Australia Stop Jual Mobil Bensin dan Diesel Mulai 2035

Siemens Mulai Investasi di Faslitas Carjer Mobil Listrik (Reuters)

SYDNEY, AVOLTA – Menghentikan penjualan mobil konvensional tengah direncanakan banyak negara di dunia. Bahkan, langkah tesebut, telah dilakukan oleh Uni Eropa, yang tidak akan menjual roda empat bensin dan diesel mulai 2035.

Menyusul keputusan organisasi negara di Eropa tersebut, Australia berdasarkan informasi dari Australian Capital Territory (ACT), juga akan berhenti menjual mobil bensin dan diesel pada tahun yang sama.

Disitat dari Carsales Australia, langkah yang diambil oleh pemerintah Negeri Kangguru, sebagai bagian dari strategi untuk beralih ke kendaraan listrik tentunya. Selain itu, Australia juga tercatat sebagai negara ketiga setelah Uni Eropa dan Inggris, yang secara resmi mengumumkan untuk tidak lagi menjual kendaraan konvensional.

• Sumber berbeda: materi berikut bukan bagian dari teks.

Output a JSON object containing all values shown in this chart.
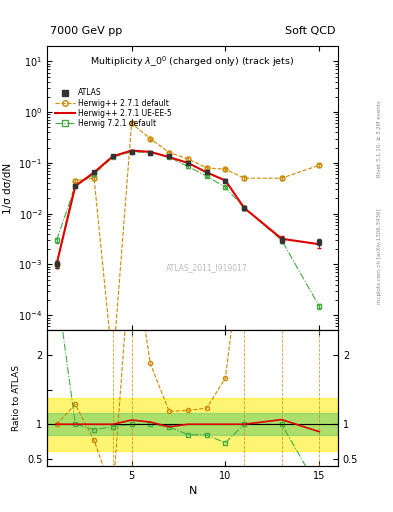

“Dengan menetapkan target jangka panjang yang sejalan dengan ilmu iklim, warga Canberra akan mendapat manfaat dari kendaraan listrik yang lebih murah dengan biaya operasionalnya,” ujar Kepala Eksekutif Dewan Kendaraan Listrik Australia, Behyad Jafari.

Seperti halnya di negara lain, keputusan untuk menghentikan penjualan mobil bensin dan diesel ini, juga mendapatkan penolakan dari Asosiasi Dealer Otomotif Australia.

Pabrik Nissan di Sunderland, Inggris, merakit mobil listrik Leaf. (Nissan)

Kekhawatirannya masih sama, yaitu saat ada transisi dari kendaraan konvensional ke listrik, pastinya akan memakan korban dengan banyaknya pekerja yang dipecat.

“Kami memiliki kekhawatiran serius bahwa kebijakan ini akan memiliki konsekuensi buruk bagi industri otomotif, orang-orang yang mereka pekerjakan, dan konsumen di ACT,” ujar CEO Asosiasi Dealer Otomotif Australia, James Voortman.

Menurutnya, ada langkah yang lebih baik dibanding melarang penjualan kendaraan listrik, salah satunya adalah dengan menerapkan standar CO2 agnostik.

“Daripada melarang ICE secara mentah-mentah, cara terbaik untuk menurunkan emisi adalah dengan menerapkan standar CO2 agnostik teknologi. Sehingga. produsen memiliki pemahaman yang jelas tentang apa yang perlu dicapai dan diberi kebebasan untuk menerapkan teknologi apapun untuk mencapai tujuan tersebut,” pungkas James.